The team systematically evaluated retrieval at three granularities—document, page, and chunk—on a 150-question subset of FinanceBench. They compared dense, sparse, hybrid, and hierarchical retrieval methods with reranking. Their key innovation is a domain fine-tuned 'page scorer,' a bi-encoder model specifically trained to assess page-level relevance in financial documents. Unlike generic passage retrieval, this model exploits the inherent semantic coherence of pages within regulatory filings, acting as an intermediate retrieval unit between documents and smaller chunks.

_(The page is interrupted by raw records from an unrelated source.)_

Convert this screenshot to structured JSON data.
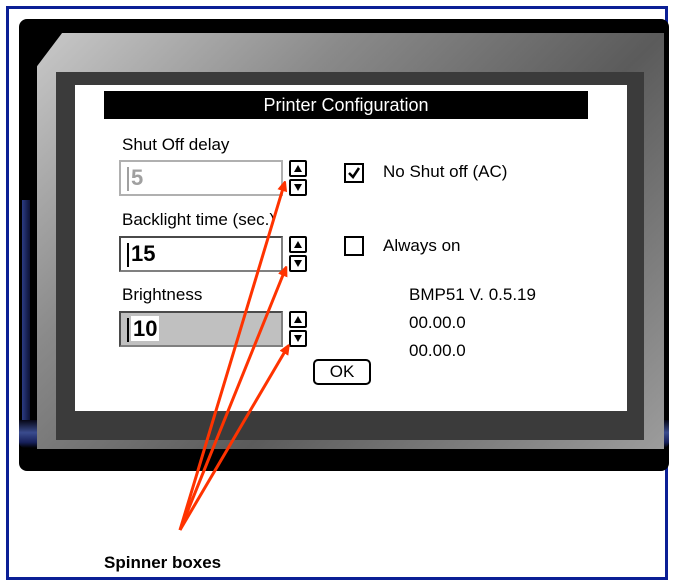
{
  "dialog": {
    "title": "Printer Configuration",
    "shut_off_delay": {
      "label": "Shut Off delay",
      "value": "5",
      "enabled": false
    },
    "backlight_time": {
      "label": "Backlight time (sec.)",
      "value": "15"
    },
    "brightness": {
      "label": "Brightness",
      "value": "10",
      "selected": true
    },
    "no_shut_off": {
      "label": "No Shut off (AC)",
      "checked": true
    },
    "always_on": {
      "label": "Always on",
      "checked": false
    },
    "version_lines": [
      "BMP51 V. 0.5.19",
      "00.00.0",
      "00.00.0"
    ],
    "ok_label": "OK"
  },
  "callout": {
    "caption": "Spinner boxes",
    "color": "#ff3300"
  },
  "colors": {
    "border": "#0b1f95",
    "titlebar": "#000000"
  }
}
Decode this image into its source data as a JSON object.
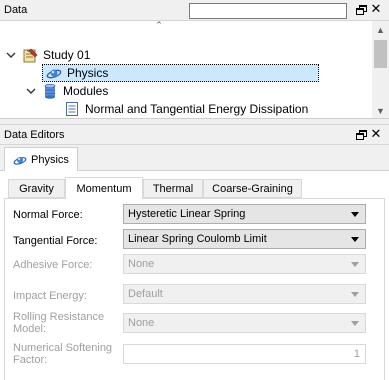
{
  "data_panel": {
    "title": "Data",
    "filter_value": "",
    "tree": [
      {
        "label": "Study 01",
        "icon": "study-icon",
        "expanded": true
      },
      {
        "label": "Physics",
        "icon": "physics-icon",
        "selected": true
      },
      {
        "label": "Modules",
        "icon": "database-icon",
        "expanded": true
      },
      {
        "label": "Normal and Tangential Energy Dissipation",
        "icon": "document-icon"
      }
    ]
  },
  "editors_panel": {
    "title": "Data Editors",
    "doc_tab": "Physics",
    "tabs": [
      "Gravity",
      "Momentum",
      "Thermal",
      "Coarse-Graining"
    ],
    "active_tab": "Momentum",
    "properties": {
      "normal_force": {
        "label": "Normal Force:",
        "value": "Hysteretic Linear Spring",
        "enabled": true
      },
      "tangential_force": {
        "label": "Tangential Force:",
        "value": "Linear Spring Coulomb Limit",
        "enabled": true
      },
      "adhesive_force": {
        "label": "Adhesive Force:",
        "value": "None",
        "enabled": false
      },
      "impact_energy": {
        "label": "Impact Energy:",
        "value": "Default",
        "enabled": false
      },
      "rolling_resistance": {
        "label": "Rolling Resistance Model:",
        "value": "None",
        "enabled": false
      },
      "softening_factor": {
        "label": "Numerical Softening Factor:",
        "value": "1",
        "enabled": false
      }
    }
  }
}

This targeted approach addresses a gap identified by their 'oracle analysis,' which showed significant headroom for improvement at the page and chunk level, even when document retrieval succeeded. The practical implication is a substantial boost in the precision of AI systems used for financial due diligence, regulatory compliance checks, and investment research, where retrieving the exact justification is non-negotiable. The work provides a new, more reliable architectural pattern for enterprise RAG deployments handling complex, lengthy documents.

Key Points
  • Identifies a critical 'within-document' RAG failure where the right document is found but the specific answer-containing page/chunk is missed.
  • Introduces a domain fine-tuned 'page scorer' bi-encoder, treating pages as a retrieval unit to exploit semantic coherence in financial filings.
  • Demonstrates significant improvements in page recall and chunk retrieval on FinanceBench, providing a more reliable blueprint for enterprise QA systems.

Why It Matters

Directly improves the reliability of AI for high-stakes financial analysis, compliance, and research by ensuring answers are grounded in the correct evidence.